52年前の1970年4月22日、大型旅客機ボーイング747を日本航空が初めて受領しました。

その2日後にあった「日航ジャンボ1号機」の引き渡し式の写真が朝日新聞社に残っています。

アメリカ・シアトル郊外にあるボーイング社格納庫で撮影されました。

日航ジャンボ1号機の引き渡し式の様子。大阪万博開催中の1970年7月、羽田-ハワイ・ロサンゼルス路線に就航し、大量輸送時代の幕が開いた=1970年、朝日新聞社

747シリーズはアメリカのボーイング社が開発し、「ジャンボ」の愛称で長く親しまれてきました。

機体前方が盛り上がった2階建て構造が特徴です。 

  

席数はそれまでの主力機だったDC8の約3倍で、国内仕様では500席を超えました。

日本に大量輸送時代をもたらし、多くの人にとって海外旅行が身近になりました。 

 

パイロットの待遇は破格だったようです。

1970年8月11日の朝日新聞の記事によると、日航は「ジャンボジェット機時代のパイロットは、企業人としての自覚と責任に目ざめることが必要」として、日本人機長全員を管理職に昇格させました。 

さらに、B747の管理職機長は「ジャンボ手当がつくため月給が七十万円(税込み)台と一流会社社長並みの高給取りになる」と報じています。 

ジャンボ機パイロットの好待遇ぶりを伝える1970年8月11日付朝日新聞(東京本社版)朝刊の記事

747シリーズは改良が重ねられ、多くの派生型が生まれました。

520人が犠牲になった1985年の日航ジャンボ機墜落事故の機体(ボーイング747SR型機)もその一つです。 

 

ただ、超大型ゆえの燃費の悪さは、2011年の日航破綻の一因にもなりました。

加えて近年の航空業界では、中・小型機で便数を増やし、乗客の利便性を高める戦略が主流です。

747シリーズは世界の空から消えつつあり、国内では日航が2011年、全日空が2014年に旅客機としての運航を終えました。 

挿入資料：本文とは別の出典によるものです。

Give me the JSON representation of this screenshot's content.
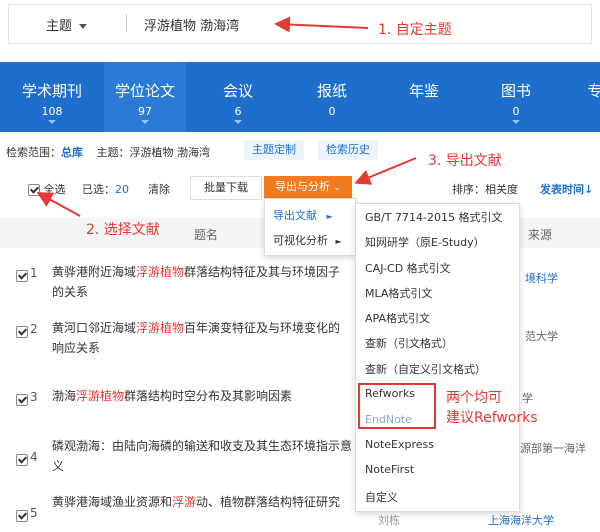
{
  "search": {
    "subject_label": "主题",
    "query": "浮游植物 渤海湾"
  },
  "tabs": [
    {
      "label": "学术期刊",
      "count": "108"
    },
    {
      "label": "学位论文",
      "count": "97"
    },
    {
      "label": "会议",
      "count": "6"
    },
    {
      "label": "报纸",
      "count": "0"
    },
    {
      "label": "年鉴",
      "count": ""
    },
    {
      "label": "图书",
      "count": "0"
    },
    {
      "label": "专",
      "count": ""
    }
  ],
  "scope": {
    "prefix": "检索范围：",
    "db": "总库",
    "topic_label": "主题：",
    "topic_value": "浮游植物 渤海湾",
    "custom_btn": "主题定制",
    "history_btn": "检索历史"
  },
  "toolbar": {
    "select_all": "全选",
    "selected_label": "已选：",
    "selected_count": "20",
    "clear": "清除",
    "batch_download": "批量下载",
    "export_analyze": "导出与分析",
    "sort_label": "排序：",
    "sort_relevance": "相关度",
    "sort_date": "发表时间"
  },
  "table": {
    "col_title": "题名",
    "col_source": "来源"
  },
  "rows": [
    {
      "num": "1",
      "title_pre": "黄骅港附近海域",
      "title_hl": "浮游植物",
      "title_post": "群落结构特征及其与环境因子的关系",
      "source": "境科学",
      "author": ""
    },
    {
      "num": "2",
      "title_pre": "黄河口邻近海域",
      "title_hl": "浮游植物",
      "title_post": "百年演变特征及与环境变化的响应关系",
      "source": "范大学",
      "author": ""
    },
    {
      "num": "3",
      "title_pre": "渤海",
      "title_hl": "浮游植物",
      "title_post": "群落结构时空分布及其影响因素",
      "source": "学",
      "author": ""
    },
    {
      "num": "4",
      "title_pre": "磷观渤海：由陆向海磷的输送和收支及其生态环境指示意义",
      "title_hl": "",
      "title_post": "",
      "source": "源部第一海洋",
      "author": ""
    },
    {
      "num": "5",
      "title_pre": "黄骅港海域渔业资源和",
      "title_hl": "浮游",
      "title_post": "动、植物群落结构特征研究",
      "source": "上海海洋大学",
      "author": "刘栋"
    }
  ],
  "menu1": {
    "export_doc": "导出文献",
    "visual_analysis": "可视化分析"
  },
  "menu2": [
    "GB/T 7714-2015 格式引文",
    "知网研学（原E-Study）",
    "CAJ-CD 格式引文",
    "MLA格式引文",
    "APA格式引文",
    "查新（引文格式）",
    "查新（自定义引文格式）",
    "Refworks",
    "EndNote",
    "NoteExpress",
    "NoteFirst",
    "自定义"
  ],
  "annotations": {
    "a1": "1. 自定主题",
    "a2": "2. 选择文献",
    "a3": "3. 导出文献",
    "a4_line1": "两个均可",
    "a4_line2": "建议Refworks"
  }
}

日本の航空会社の旅客機として最後のフライトを終えた全日空ボーイング747型機の前に並んだ機長や客室乗務員ら。東京・羽田空港で=2014年、朝日新聞社

ボーイング社は2020年7月、747シリーズの生産を2022年に終了すると発表しました。

需要低迷を受け、ボーイング社は2016年ごろから生産終了を検討してきましたが、新型コロナ禍が決断を後押しした形となりました。